Top Puzzle 8: The Two Jugs Problem | Puzzles for Interview - Interview Preparation PDF Download

Introduction

The Two Water Jug Puzzle is a problem where you are given two jugs of different volumes and you need to measure a specific amount of water using them. The jugs don't have markings to allow measuring smaller quantities, so you need to use your skills to solve the problem. In this article, we will discuss an arithmetic approach to solving this problem.

Modeling the Problem

The problem can be modeled by means of the Diophantine equation of the form mx + ny = d which is solvable if and only if gcd(m, n) divides d.
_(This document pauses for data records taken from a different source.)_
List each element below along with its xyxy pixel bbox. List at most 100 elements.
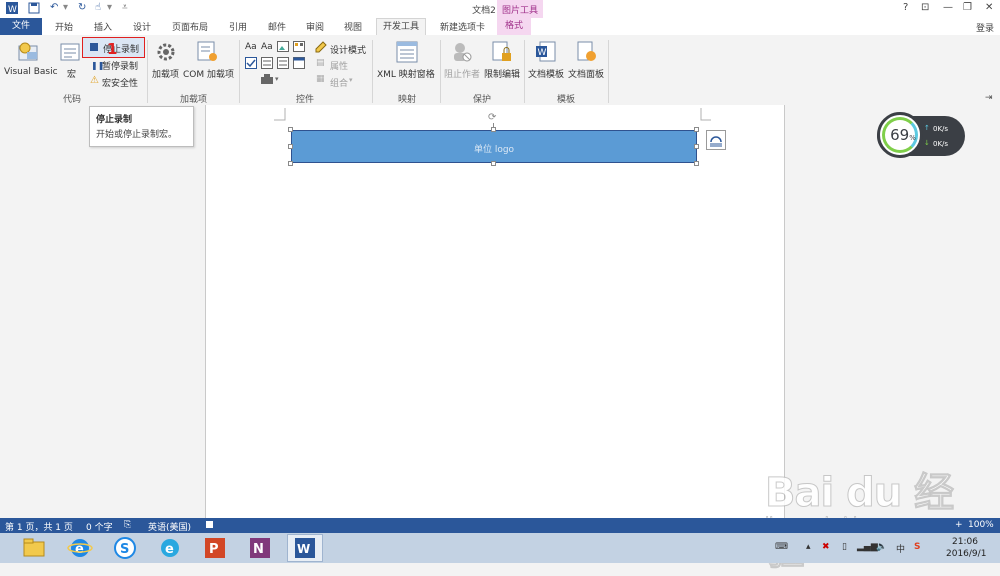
plain-text-control-icon[interactable]: Aa — [261, 42, 273, 52]
design-mode-button[interactable]: 设计模式 — [330, 43, 366, 56]
download-arrow-icon: ↓ — [924, 139, 930, 147]
step-number-marker: 1 — [107, 40, 118, 58]
clock-date[interactable]: 2016/9/1 — [946, 549, 986, 559]
layout-options-button[interactable] — [706, 130, 726, 150]
group-divider — [440, 40, 441, 103]
tray-expand-icon[interactable]: ▴ — [806, 542, 811, 552]
rotate-handle-icon[interactable]: ⟳ — [488, 112, 496, 123]
addins-button[interactable]: 加载项 — [152, 67, 179, 80]
tab-format[interactable]: 格式 — [497, 18, 532, 35]
tab-new-tab[interactable]: 新建选项卡 — [440, 20, 485, 33]
zoom-in-icon[interactable]: + — [955, 520, 963, 530]
design-mode-icon — [315, 41, 327, 56]
file-explorer-app[interactable] — [16, 534, 52, 562]
minimize-icon[interactable]: — — [943, 2, 953, 13]
pin-ribbon-icon[interactable]: ⇥ — [985, 93, 993, 103]
close-icon[interactable]: ✕ — [985, 2, 993, 13]
dropdown-list-control-icon[interactable] — [277, 57, 289, 72]
resize-handle-n[interactable] — [491, 127, 496, 132]
macro-recording-icon[interactable] — [206, 521, 213, 528]
properties-icon: ▤ — [316, 58, 325, 68]
zoom-level[interactable]: 100% — [968, 520, 994, 530]
sogou-browser-app[interactable]: S — [107, 534, 143, 562]
ie-app-2[interactable]: e — [152, 534, 188, 562]
picture-control-icon[interactable] — [277, 41, 289, 55]
ime-icon[interactable]: 中 — [896, 542, 905, 555]
group-label-templates: 模板 — [557, 95, 576, 105]
resize-handle-w[interactable] — [288, 144, 293, 149]
proofing-icon[interactable]: ⎘ — [124, 520, 131, 530]
resize-handle-ne[interactable] — [694, 127, 699, 132]
properties-button[interactable]: 属性 — [330, 59, 348, 72]
network-icon[interactable]: ▂▄▆ — [857, 542, 878, 552]
word-count[interactable]: 0 个字 — [86, 520, 113, 533]
ribbon-tabs: 文件 开始 插入 设计 页面布局 引用 邮件 审阅 视图 开发工具 新建选项卡 … — [0, 18, 1000, 36]
sogou-ime-icon[interactable]: S — [914, 542, 920, 552]
building-block-control-icon[interactable] — [293, 41, 305, 55]
internet-explorer-app[interactable]: e — [62, 534, 98, 562]
svg-text:N: N — [253, 542, 264, 557]
sogou-icon: S — [114, 537, 136, 559]
xml-mapping-pane-button[interactable]: XML 映射窗格 — [377, 67, 435, 80]
group-icon: ▦ — [316, 74, 325, 84]
word-app[interactable]: W — [287, 534, 323, 562]
tab-file[interactable]: 文件 — [0, 18, 42, 35]
tab-home[interactable]: 开始 — [55, 20, 73, 33]
resize-handle-s[interactable] — [491, 161, 496, 166]
battery-icon[interactable]: ▯ — [842, 542, 847, 552]
legacy-tools-icon[interactable] — [261, 74, 275, 88]
tab-view[interactable]: 视图 — [344, 20, 362, 33]
warning-icon: ⚠ — [90, 75, 99, 86]
macro-button[interactable]: 宏 — [67, 67, 76, 80]
addins-gear-icon — [155, 41, 177, 66]
clock-time[interactable]: 21:06 — [952, 537, 978, 547]
legacy-tools-dropdown-icon[interactable]: ▾ — [275, 75, 279, 83]
security-tray-icon[interactable]: ✖ — [822, 542, 830, 552]
macro-security-button[interactable]: 宏安全性 — [102, 76, 138, 89]
onenote-app[interactable]: N — [242, 534, 278, 562]
group-divider — [147, 40, 148, 103]
resize-handle-se[interactable] — [694, 161, 699, 166]
powerpoint-app[interactable]: P — [197, 534, 233, 562]
block-authors-button[interactable]: 阻止作者 — [444, 67, 480, 80]
document-template-icon: W — [535, 41, 557, 66]
resize-handle-sw[interactable] — [288, 161, 293, 166]
tab-references[interactable]: 引用 — [229, 20, 247, 33]
resize-handle-e[interactable] — [694, 144, 699, 149]
network-speed-widget[interactable]: 69% ↑ 0K/s ↓ 0K/s — [877, 112, 965, 158]
combo-box-control-icon[interactable] — [261, 57, 273, 72]
powerpoint-icon: P — [205, 538, 225, 558]
volume-icon[interactable]: 🔈 — [876, 542, 887, 552]
logo-placeholder-shape[interactable]: 单位 logo — [291, 130, 697, 163]
keyboard-icon[interactable]: ⌨ — [775, 542, 788, 552]
visual-basic-button[interactable]: Visual Basic — [4, 67, 58, 77]
restrict-editing-button[interactable]: 限制编辑 — [484, 67, 520, 80]
tab-mailings[interactable]: 邮件 — [268, 20, 286, 33]
help-icon[interactable]: ? — [903, 2, 908, 13]
rich-text-control-icon[interactable]: Aa — [245, 42, 257, 52]
tab-layout[interactable]: 页面布局 — [172, 20, 208, 33]
tab-design[interactable]: 设计 — [133, 20, 151, 33]
com-addins-button[interactable]: COM 加载项 — [183, 67, 234, 80]
macro-icon — [60, 42, 82, 67]
date-picker-control-icon[interactable] — [293, 57, 305, 72]
page-count[interactable]: 第 1 页，共 1 页 — [5, 520, 73, 533]
pause-recording-button[interactable]: 暂停录制 — [102, 59, 138, 72]
login-link[interactable]: 登录 — [976, 21, 994, 34]
tab-insert[interactable]: 插入 — [94, 20, 112, 33]
restore-icon[interactable]: ❐ — [963, 2, 972, 13]
group-dropdown-icon[interactable]: ▾ — [349, 76, 353, 84]
com-addins-icon — [197, 41, 219, 66]
checkbox-control-icon[interactable] — [245, 57, 257, 72]
tab-review[interactable]: 审阅 — [306, 20, 324, 33]
resize-handle-nw[interactable] — [288, 127, 293, 132]
document-template-button[interactable]: 文档模板 — [528, 67, 564, 80]
document-page[interactable] — [205, 105, 785, 518]
tab-developer[interactable]: 开发工具 — [376, 18, 427, 36]
group-label-mapping: 映射 — [398, 95, 417, 105]
ribbon-display-icon[interactable]: ⊡ — [921, 2, 929, 13]
document-panel-button[interactable]: 文档面板 — [568, 67, 604, 80]
block-authors-icon — [451, 41, 473, 66]
language-indicator[interactable]: 英语(美国) — [148, 520, 191, 533]
group-button[interactable]: 组合 — [330, 76, 348, 89]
The solution x, y for which equation is satisfied can be given using the Extended Euclid algorithm for GCD.

Example

Let's consider an example where we have a jug J1 of 5 liters (n = 5) and another jug J2 of 3 liters (m = 3) and we have to measure 1 liter of water using them. The associated equation will be 5n + 3m = 1. First of all, this problem can be solved since gcd(3,5) = 1 which divides 1. Using the Extended Euclid algorithm, we get values of n and m for which the equation is satisfied which are n = 2 and m = -3. These values of n, m also have some meaning like here n = 2 and m = -3 means that we have to fill J1 twice and empty J2 thrice.

Solutions

To find the minimum number of operations to be performed, we have to decide which jug should be filled first. Depending upon which jug is chosen to be filled and which to be emptied we have two different solutions and the minimum among them would be our answer.

Solution 1 (Always pour from m liter jug into n liter jug):
1. Fill the m-liter jug and empty it into the n-liter jug.
2. Whenever the m-liter jug becomes empty fill it.
3. Whenever the n-liter jug becomes full empty it.
4. Repeat steps 1,2,3 until either the n-liter jug or the m-liter jug contains d liters of water.
Each of steps 1, 2 and 3 are counted as one operation that we perform. Let us say algorithm 1 achieves the task in C1 number of operations.

Solution 2 (Always pour from n liter jug into m liter jug):
1. Fill the n-liter jug and empty it into the m-liter jug.
2. Whenever the n-liter jug becomes empty fill it.
3. Whenever the m-liter jug becomes full empty it.
4. Repeat steps 1, 2 and 3 until either the n-liter jug or the m-liter jug contains d liters of water.
Let us say solution 2 achieves the task in C2 number of operations. Now our final solution will be a minimum of C1 and C2.

Illustration

Suppose there are a 3-liter jug and a 5-liter jug to measure 4 liters of water so m = 3, n = 5, and d = 4. The associated Diophantine equation will be 3m + 5n = 4. We use pair (x, y) to represent amounts of water inside the 3-liter jug and 5-liter jug respectively in each pouring step.

Using Solution 1, successive pouring steps are:
(0,0)->(3,0)->(0,3)->(3,3)->(1,5)->(1,0)->(0,1)->(3,1)->(0,4)
Hence the number of operations you need to perform are 8.

Using Solution 2, successive pouring steps are:
(0,0)->(0,5)->(3,2)->(0,2)->(2,0)->(2,5)->(3,4)
Hence the number of operations you need to perform are 6.

Conclusion

Therefore, we would use solution 2 to measure 4 liters of water in 6 operations or moves. There are several ways of solving this problem including BFS and DP, but an arithmetic approach is a simple and effective way to solve the problem.